Given those head-butting words, it might surprise some Americans to know that the magazine hews to a kind of responsible conservatism, skeptical about state welfare programs but ready to pounce on moral failure like a hound tossed a pork chop. Thus its sniffy sermonizing over Americans’ relative indifference to what it calls football and we call soccer. If one of journalism’s duties is to comfort the afflicted, even more must it afflict the comfortable, and Lord knows we’ve had this coming.

For their part, major U.S. newspapers took up the cudgels of international morality and celebrated football -- not the pigskin kind -- like they’ve never celebrated it before. Good heavens, what coverage!

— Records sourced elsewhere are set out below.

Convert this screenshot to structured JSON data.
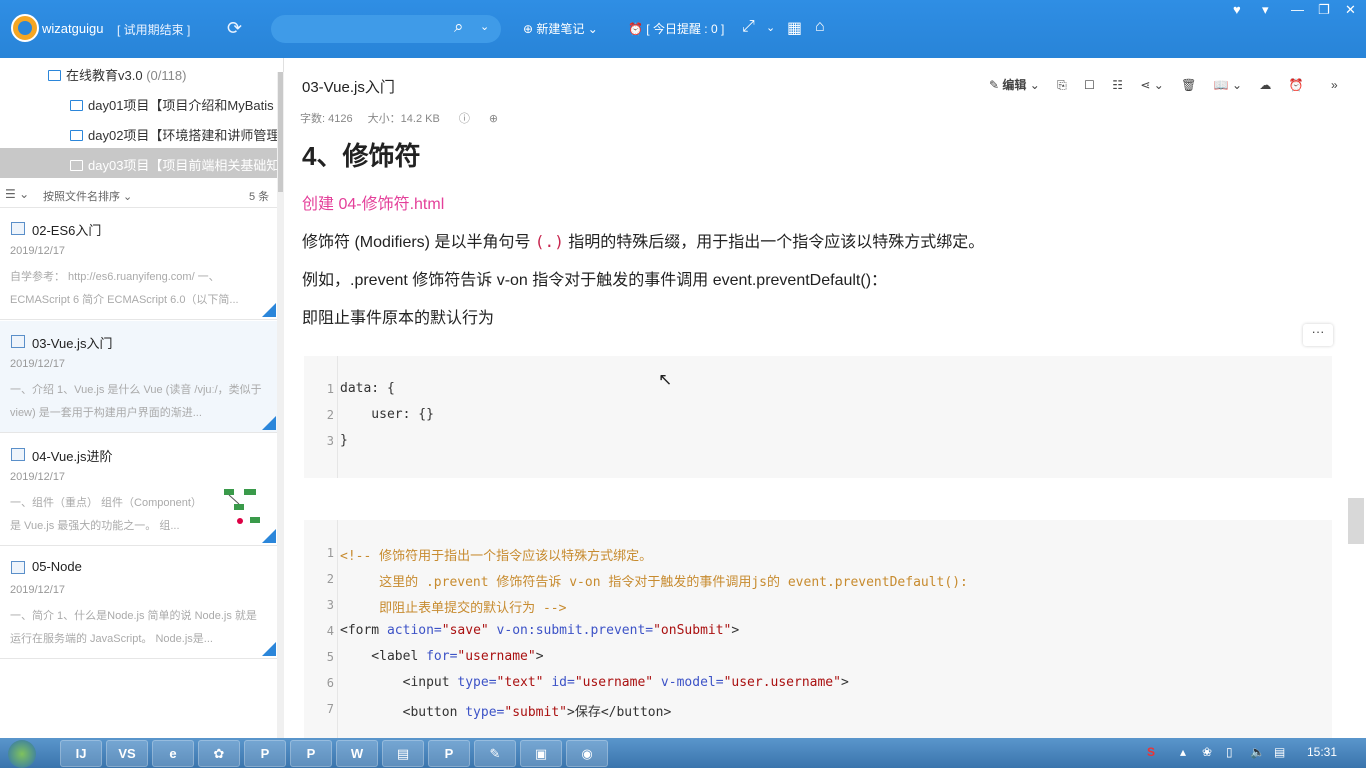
{
  "app": {
    "username": "wizatguigu",
    "trial_label": "[ 试用期结束 ]",
    "new_note": "⊕ 新建笔记 ⌄",
    "reminder": "⏰ [ 今日提醒 : 0 ]",
    "search_placeholder": ""
  },
  "sidebar": {
    "tree": [
      {
        "label": "在线教育v3.0",
        "count": "(0/118)"
      },
      {
        "label": "day01项目【项目介绍和MyBatis"
      },
      {
        "label": "day02项目【环境搭建和讲师管理"
      },
      {
        "label": "day03项目【项目前端相关基础知"
      }
    ],
    "sort_label": "按照文件名排序",
    "count_label": "5 条",
    "notes": [
      {
        "title": "02-ES6入门",
        "date": "2019/12/17",
        "snippet": "自学参考：  http://es6.ruanyifeng.com/  一、ECMAScript 6 简介 ECMAScript 6.0（以下简..."
      },
      {
        "title": "03-Vue.js入门",
        "date": "2019/12/17",
        "snippet": "一、介绍 1、Vue.js 是什么 Vue (读音 /vjuː/，类似于 view) 是一套用于构建用户界面的渐进..."
      },
      {
        "title": "04-Vue.js进阶",
        "date": "2019/12/17",
        "snippet": "一、组件（重点） 组件（Component）是 Vue.js 最强大的功能之一。 组..."
      },
      {
        "title": "05-Node",
        "date": "2019/12/17",
        "snippet": "一、简介 1、什么是Node.js 简单的说 Node.js 就是运行在服务端的 JavaScript。 Node.js是..."
      }
    ]
  },
  "note": {
    "title": "03-Vue.js入门",
    "meta_words": "字数: 4126",
    "meta_size": "大小：14.2 KB",
    "edit_label": "编辑",
    "heading": "4、修饰符",
    "create_line": "创建 04-修饰符.html",
    "para1_a": "修饰符 (Modifiers) 是以半角句号",
    "para1_code": "(.)",
    "para1_b": "指明的特殊后缀，用于指出一个指令应该以特殊方式绑定。",
    "para2": "例如，.prevent 修饰符告诉 v-on 指令对于触发的事件调用 event.preventDefault()：",
    "para3": "即阻止事件原本的默认行为",
    "more_label": "···"
  },
  "code1": {
    "lines": [
      "data: {",
      "    user: {}",
      "}"
    ],
    "numbers": [
      "1",
      "2",
      "3"
    ]
  },
  "code2": {
    "numbers": [
      "1",
      "2",
      "3",
      "4",
      "5",
      "6",
      "7"
    ],
    "l1": "<!-- 修饰符用于指出一个指令应该以特殊方式绑定。",
    "l2": "     这里的 .prevent 修饰符告诉 v-on 指令对于触发的事件调用js的 event.preventDefault():",
    "l3": "     即阻止表单提交的默认行为 -->",
    "l4_tag": "<form ",
    "l4_a1": "action=",
    "l4_v1": "\"save\"",
    "l4_a2": " v-on:submit.prevent=",
    "l4_v2": "\"onSubmit\"",
    "l4_end": ">",
    "l5_tag": "    <label ",
    "l5_a1": "for=",
    "l5_v1": "\"username\"",
    "l5_end": ">",
    "l6_tag": "        <input ",
    "l6_a1": "type=",
    "l6_v1": "\"text\"",
    "l6_a2": " id=",
    "l6_v2": "\"username\"",
    "l6_a3": " v-model=",
    "l6_v3": "\"user.username\"",
    "l6_end": ">",
    "l7_tag": "        <button ",
    "l7_a1": "type=",
    "l7_v1": "\"submit\"",
    "l7_end": ">保存</button>"
  },
  "taskbar": {
    "clock": "15:31",
    "buttons": [
      "IJ",
      "VS",
      "e",
      "✿",
      "P",
      "P",
      "W",
      "▤",
      "P",
      "✎",
      "▣",
      "◉"
    ]
  },
  "colors": {
    "topbar": "#2b86da",
    "accent_pink": "#e4409a"
  }
}
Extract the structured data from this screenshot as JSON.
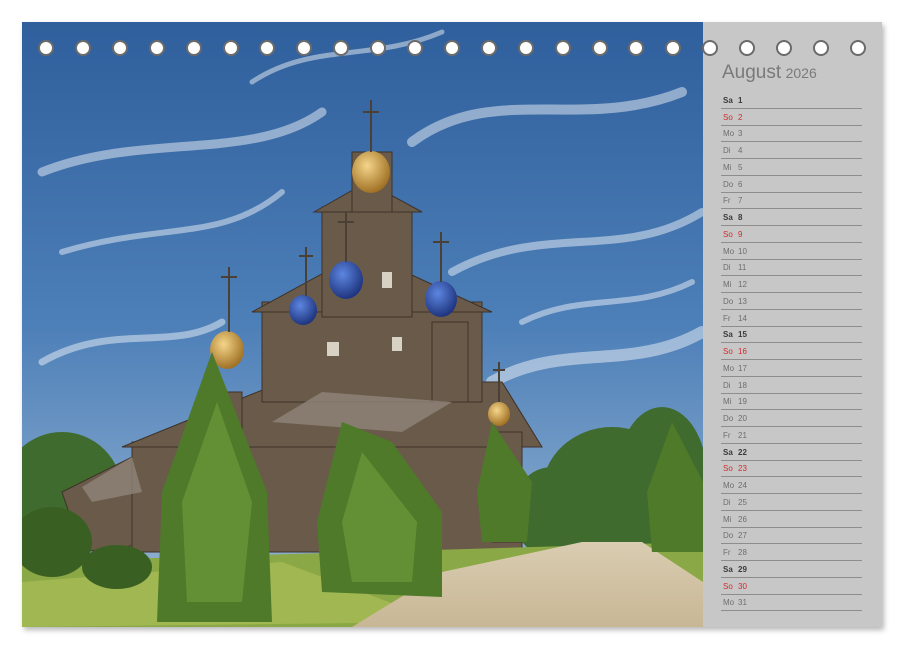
{
  "calendar": {
    "month": "August",
    "year": "2026",
    "days": [
      {
        "wd": "Sa",
        "d": "1",
        "type": "sat"
      },
      {
        "wd": "So",
        "d": "2",
        "type": "sun"
      },
      {
        "wd": "Mo",
        "d": "3",
        "type": "week"
      },
      {
        "wd": "Di",
        "d": "4",
        "type": "week"
      },
      {
        "wd": "Mi",
        "d": "5",
        "type": "week"
      },
      {
        "wd": "Do",
        "d": "6",
        "type": "week"
      },
      {
        "wd": "Fr",
        "d": "7",
        "type": "week"
      },
      {
        "wd": "Sa",
        "d": "8",
        "type": "sat"
      },
      {
        "wd": "So",
        "d": "9",
        "type": "sun"
      },
      {
        "wd": "Mo",
        "d": "10",
        "type": "week"
      },
      {
        "wd": "Di",
        "d": "11",
        "type": "week"
      },
      {
        "wd": "Mi",
        "d": "12",
        "type": "week"
      },
      {
        "wd": "Do",
        "d": "13",
        "type": "week"
      },
      {
        "wd": "Fr",
        "d": "14",
        "type": "week"
      },
      {
        "wd": "Sa",
        "d": "15",
        "type": "sat"
      },
      {
        "wd": "So",
        "d": "16",
        "type": "sun"
      },
      {
        "wd": "Mo",
        "d": "17",
        "type": "week"
      },
      {
        "wd": "Di",
        "d": "18",
        "type": "week"
      },
      {
        "wd": "Mi",
        "d": "19",
        "type": "week"
      },
      {
        "wd": "Do",
        "d": "20",
        "type": "week"
      },
      {
        "wd": "Fr",
        "d": "21",
        "type": "week"
      },
      {
        "wd": "Sa",
        "d": "22",
        "type": "sat"
      },
      {
        "wd": "So",
        "d": "23",
        "type": "sun"
      },
      {
        "wd": "Mo",
        "d": "24",
        "type": "week"
      },
      {
        "wd": "Di",
        "d": "25",
        "type": "week"
      },
      {
        "wd": "Mi",
        "d": "26",
        "type": "week"
      },
      {
        "wd": "Do",
        "d": "27",
        "type": "week"
      },
      {
        "wd": "Fr",
        "d": "28",
        "type": "week"
      },
      {
        "wd": "Sa",
        "d": "29",
        "type": "sat"
      },
      {
        "wd": "So",
        "d": "30",
        "type": "sun"
      },
      {
        "wd": "Mo",
        "d": "31",
        "type": "week"
      }
    ]
  },
  "colors": {
    "sunday": "#d42a2a",
    "saturday": "#3a3a3a",
    "sidebar": "#c7c7c7"
  },
  "photo": {
    "icon": "wooden-church-photo"
  },
  "binding": {
    "hole_count": 23
  }
}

Readers of this newspaper already know how enthusiastically, how exuberantly, the World Cup was reported day in, day out for weeks on end. But it was hardly alone.

The New York Times could hardly contain its sober self. After Italy defeated France on penalty points in the finale, its front page the next day gave the match lavish prominence. Three splendid pictures -- one showing France’s Zinedine Zidane using his noggin against Italy’s Marco Materazzi, another the disgraced Zidane being given the boot by a referee -- overshadowed desultory news of gunmen rampaging through Baghdad, pulling people from their cars and shooting them.

Well, what else is new? You can read about that any day of the week. The World Cup comes around only every four years, and it was the duty of all to pay rapt attention.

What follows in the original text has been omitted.